I was selected for the post by the Clever Girls Collective, which endorses Blog With Integrity, as I do.




  • Jess T. on October 11, 2011

    Thank you for sharing this story, Jessica. Many of my friends and family have struggled with infertility and recurring pregnancy loss. I hope you can successfully get pregnant again in the near future!

    But remember… practice makes perfect! ;)

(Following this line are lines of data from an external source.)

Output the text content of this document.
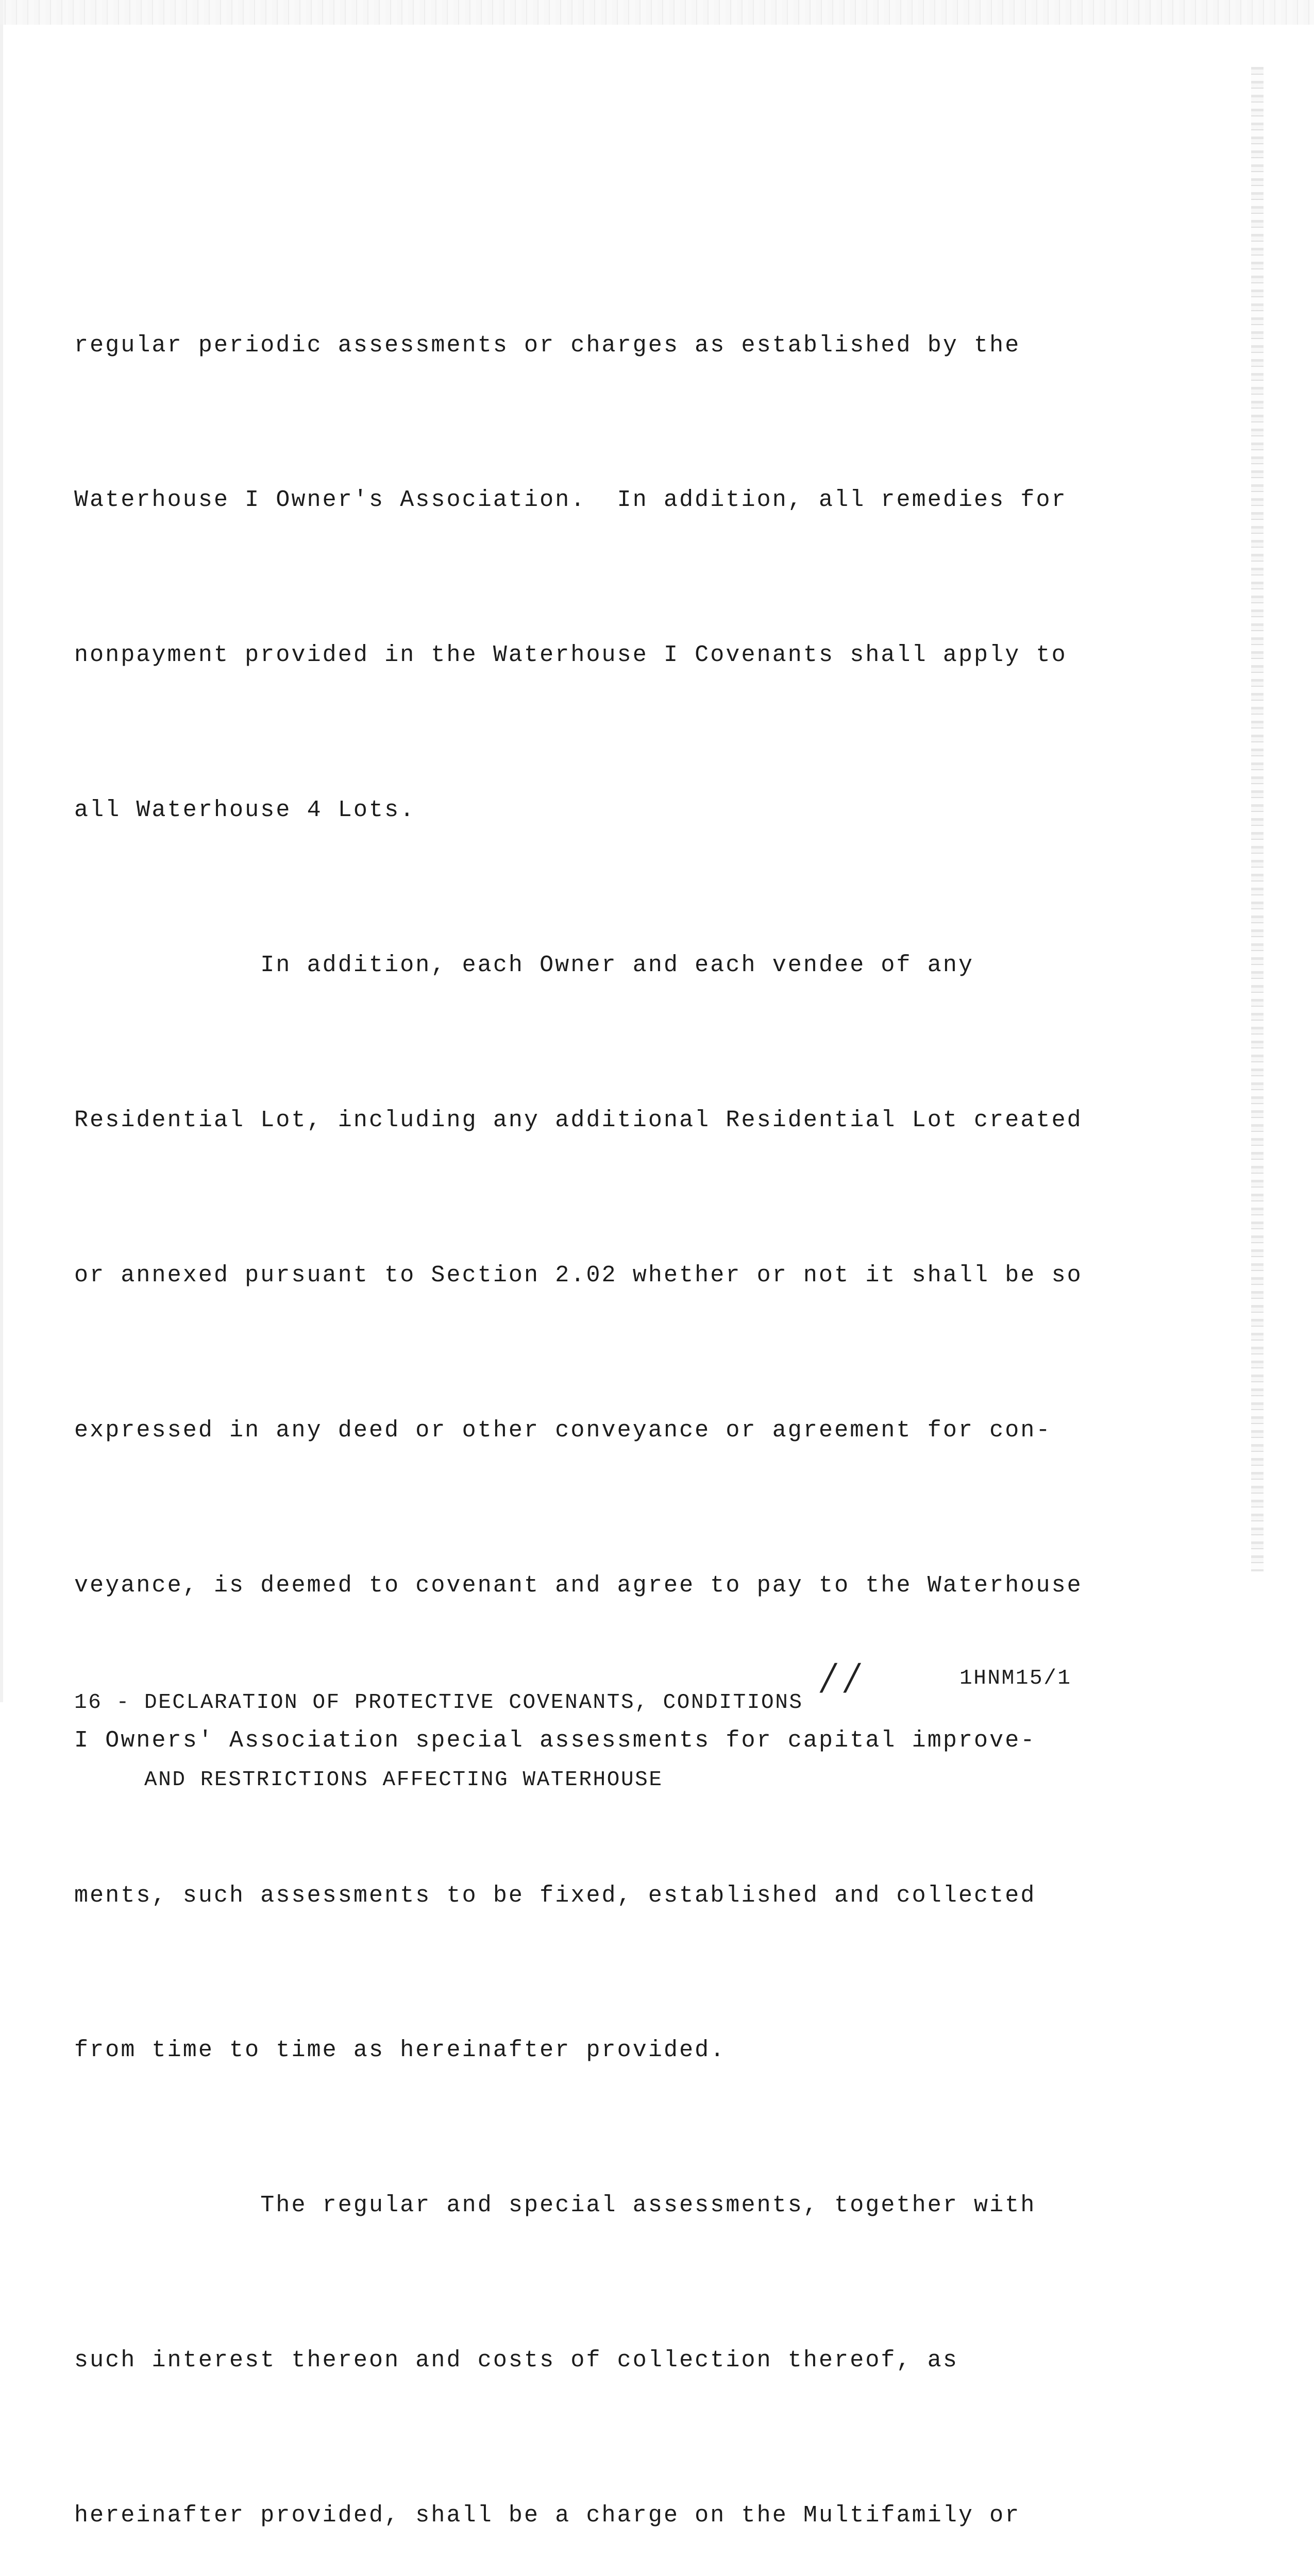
regular periodic assessments or charges as established by the

Waterhouse I Owner's Association.  In addition, all remedies for

nonpayment provided in the Waterhouse I Covenants shall apply to

all Waterhouse 4 Lots.

In addition, each Owner and each vendee of any

Residential Lot, including any additional Residential Lot created

or annexed pursuant to Section 2.02 whether or not it shall be so

expressed in any deed or other conveyance or agreement for con-

veyance, is deemed to covenant and agree to pay to the Waterhouse

I Owners' Association special assessments for capital improve-

ments, such assessments to be fixed, established and collected

from time to time as hereinafter provided.

The regular and special assessments, together with

such interest thereon and costs of collection thereof, as

hereinafter provided, shall be a charge on the Multifamily or

16 - DECLARATION OF PROTECTIVE COVENANTS, CONDITIONS

AND RESTRICTIONS AFFECTING WATERHOUSE

/ /	1HNM15/1
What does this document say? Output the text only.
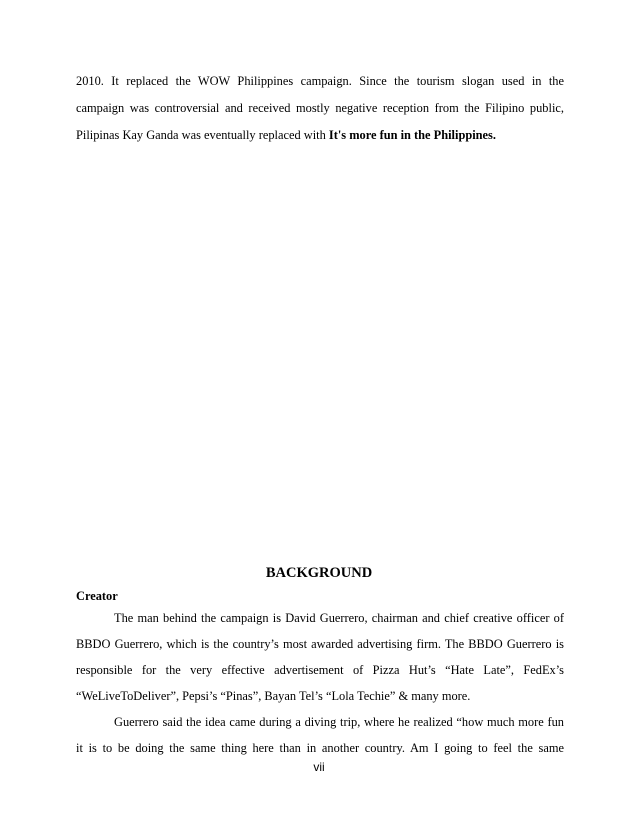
2010. It replaced the WOW Philippines campaign. Since the tourism slogan used in the
campaign was controversial and received mostly negative reception from the Filipino public,
Pilipinas Kay Ganda was eventually replaced with It's more fun in the Philippines.
BACKGROUND
Creator
The man behind the campaign is David Guerrero, chairman and chief creative officer of
BBDO Guerrero, which is the country’s most awarded advertising firm. The BBDO Guerrero is
responsible for the very effective advertisement of Pizza Hut’s “Hate Late”, FedEx’s
“WeLiveToDeliver”, Pepsi’s “Pinas”, Bayan Tel’s “Lola Techie” & many more.
Guerrero said the idea came during a diving trip, where he realized “how much more fun
it is to be doing the same thing here than in another country. Am I going to feel the same
vii
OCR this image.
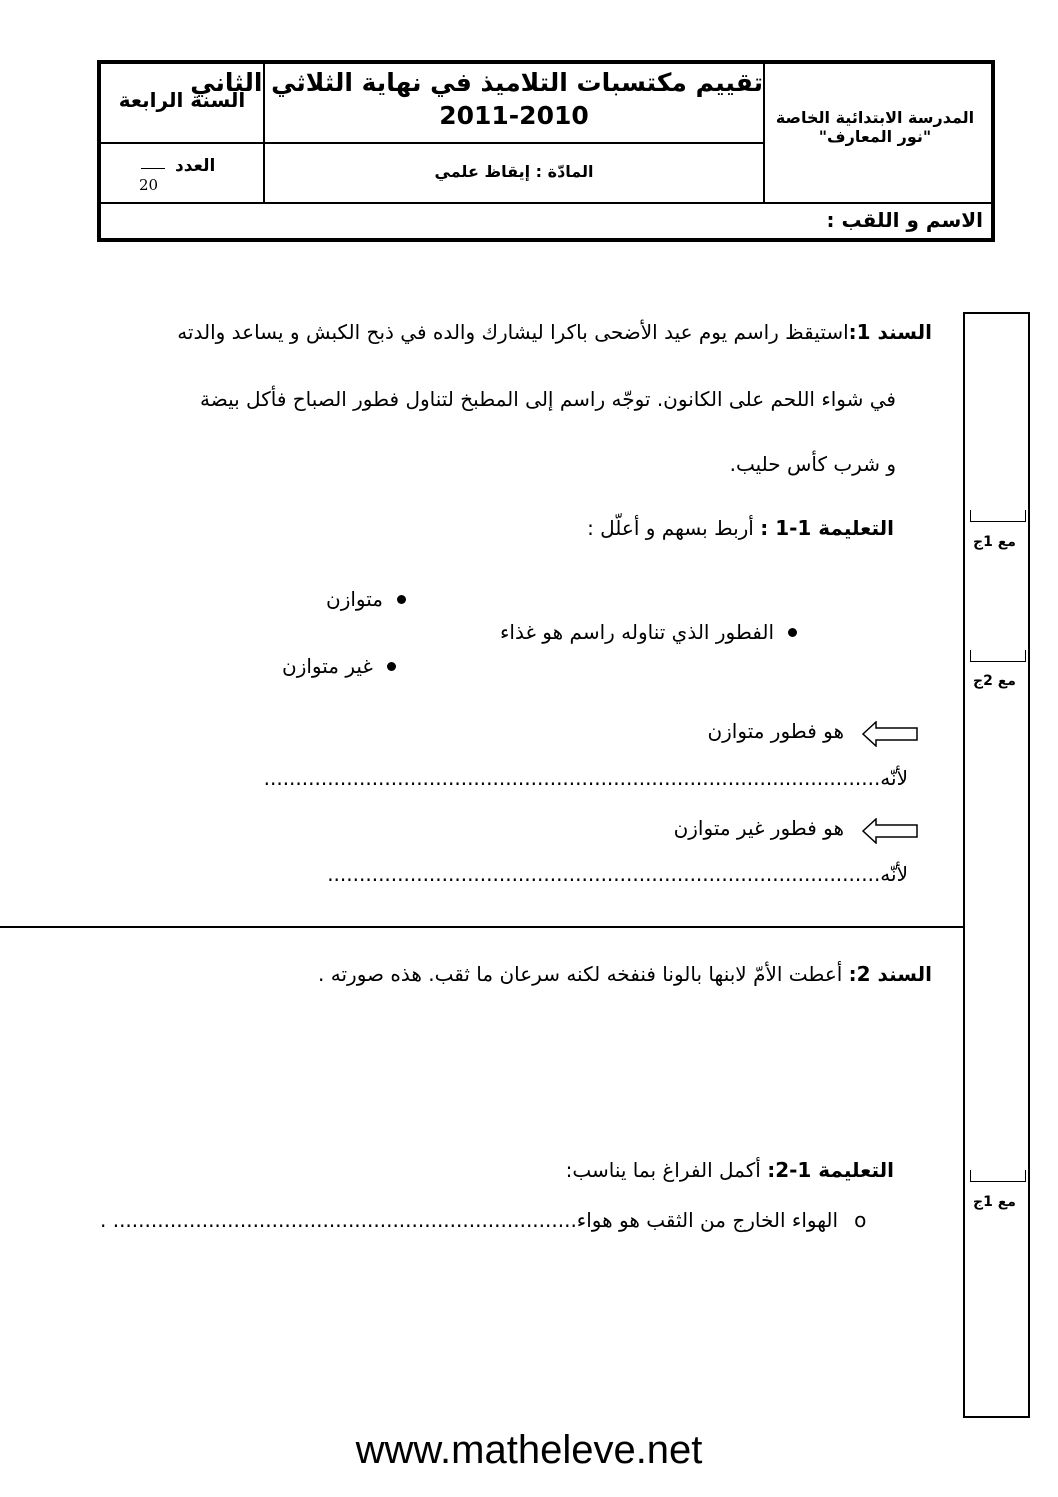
المدرسة الابتدائية الخاصة
"نور المعارف"
تقييم مكتسبات التلاميذ في نهاية الثلاثي الثاني
2011-2010
السنة الرابعة
المادّة : إيقاظ علمي
العدد
20
الاسم و اللقب :
مع 1ج
مع 2ج
مع 1ج
السند 1:استيقظ راسم يوم عيد الأضحى باكرا ليشارك والده في ذبح الكبش و يساعد والدته
في شواء اللحم على الكانون. توجّه راسم إلى المطبخ لتناول فطور الصباح فأكل بيضة
و شرب كأس حليب.
التعليمة 1-1 : أربط بسهم و أعلّل :
متوازن
الفطور الذي تناوله راسم هو غذاء
غير متوازن
هو فطور متوازن
لأنّه.................................................................................................
هو فطور غير متوازن
لأنّه.......................................................................................
السند 2: أعطت الأمّ لابنها بالونا فنفخه لكنه سرعان ما ثقب. هذه صورته .
التعليمة 1-2: أكمل الفراغ بما يناسب:
الهواء الخارج من الثقب هو هواء......................................................................... . o
www.matheleve.net
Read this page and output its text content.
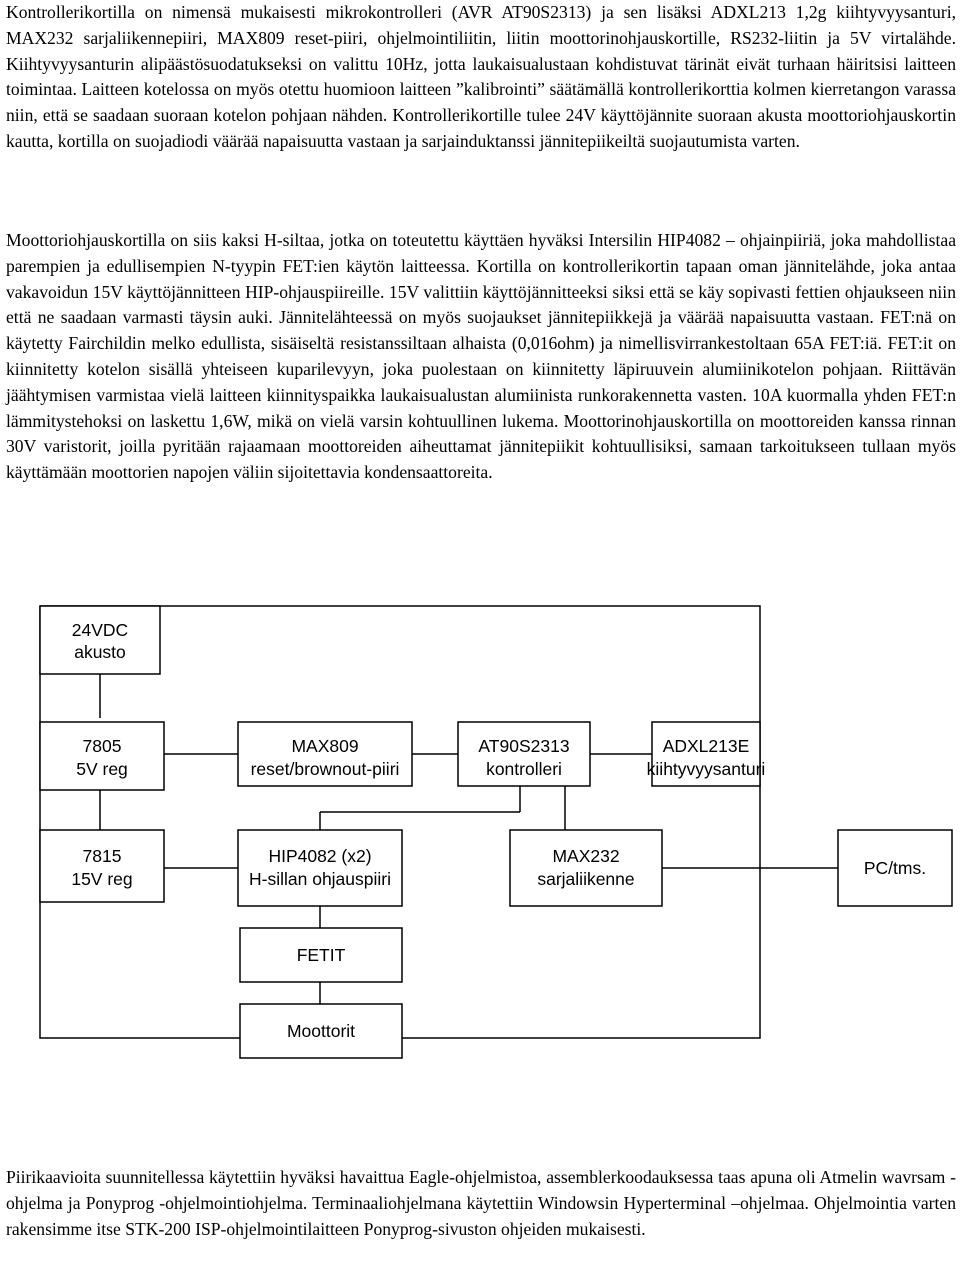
Kontrollerikortilla on nimensä mukaisesti mikrokontrolleri (AVR AT90S2313) ja sen lisäksi ADXL213 1,2g kiihtyvyysanturi, MAX232 sarjaliikennepiiri, MAX809 reset-piiri, ohjelmointiliitin, liitin moottorinohjauskortille, RS232-liitin ja 5V virtalähde. Kiihtyvyysanturin alipäästösuodatukseksi on valittu 10Hz, jotta laukaisualustaan kohdistuvat tärinät eivät turhaan häiritsisi laitteen toimintaa. Laitteen kotelossa on myös otettu huomioon laitteen ”kalibrointi” säätämällä kontrollerikorttia kolmen kierretangon varassa niin, että se saadaan suoraan kotelon pohjaan nähden. Kontrollerikortille tulee 24V käyttöjännite suoraan akusta moottoriohjauskortin kautta, kortilla on suojadiodi väärää napaisuutta vastaan ja sarjainduktanssi jännitepiikeiltä suojautumista varten.

Moottoriohjauskortilla on siis kaksi H-siltaa, jotka on toteutettu käyttäen hyväksi Intersilin HIP4082 – ohjainpiiriä, joka mahdollistaa parempien ja edullisempien N-tyypin FET:ien käytön laitteessa. Kortilla on kontrollerikortin tapaan oman jännitelähde, joka antaa vakavoidun 15V käyttöjännitteen HIP-ohjauspiireille. 15V valittiin käyttöjännitteeksi siksi että se käy sopivasti fettien ohjaukseen niin että ne saadaan varmasti täysin auki. Jännitelähteessä on myös suojaukset jännitepiikkejä ja väärää napaisuutta vastaan. FET:nä on käytetty Fairchildin melko edullista, sisäiseltä resistanssiltaan alhaista (0,016ohm) ja nimellisvirrankestoltaan 65A FET:iä. FET:it on kiinnitetty kotelon sisällä yhteiseen kuparilevyyn, joka puolestaan on kiinnitetty läpiruuvein alumiinikotelon pohjaan. Riittävän jäähtymisen varmistaa vielä laitteen kiinnityspaikka laukaisualustan alumiinista runkorakennetta vasten. 10A kuormalla yhden FET:n lämmitystehoksi on laskettu 1,6W, mikä on vielä varsin kohtuullinen lukema. Moottorinohjauskortilla on moottoreiden kanssa rinnan 30V varistorit, joilla pyritään rajaamaan moottoreiden aiheuttamat jännitepiikit kohtuullisiksi, samaan tarkoitukseen tullaan myös käyttämään moottorien napojen väliin sijoitettavia kondensaattoreita.

24VDC
akusto
7805
5V reg
MAX809
reset/brownout-piiri
AT90S2313
kontrolleri
ADXL213E
kiihtyvyysanturi
7815
15V reg
HIP4082 (x2)
H-sillan ohjauspiiri
MAX232
sarjaliikenne
PC/tms.
FETIT
Moottorit

Piirikaavioita suunnitellessa käytettiin hyväksi havaittua Eagle-ohjelmistoa, assemblerkoodauksessa taas apuna oli Atmelin wavrsam -ohjelma ja Ponyprog -ohjelmointiohjelma. Terminaaliohjelmana käytettiin Windowsin Hyperterminal –ohjelmaa. Ohjelmointia varten rakensimme itse STK-200 ISP-ohjelmointilaitteen Ponyprog-sivuston ohjeiden mukaisesti.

    • Jessica on October 11, 2011

      Thank you for the encouraging words! I loved that little bit at the end. <3

  • Mindy Johnston on October 11, 2011

    I can definitely relate to this scenario. My husband I have been married for 8.5 years, but have suffered multiple miscarriages as well as several bouts of fertility problems. We would try for 12-18 months, finally get pregnant, only to miscarry. It is emotional and frustrating and it’s easy to forget that the practice part of the process is supposed to be about more than just dates and calendars. We did finally get our son, Aiden, who is now a little over 2, but we are back in the same boat again it seems. We also have not used any sort of birth control since Aiden was born because we knew how long it took the first time. I have to say, the question I dread most is, “Are you having any more kids?” I know people mean well, but I hate having to satisfy family and friend’s curiosity while trying not to let on to my own insecurity about the situation. The second thing I dread hearing most from well meaning liced ones is, “You’d get pregnant faster if you didn’t worry or stress over it. Just relax and have fun.” This comment always comes from someone who could produce babies on command and has absolutely no idea what I am going through emotionally to get pregnant. They mean no harm, but when you want a baby and it isn’t happening, the mist impossible thing in the world is to stop worrying about it! Anyway, just thought I’d share my personal experience and say from one yearning mommy to another, good luck!

    • Jessica on November 11, 2011

      Thank you for sharing and for the encouraging words.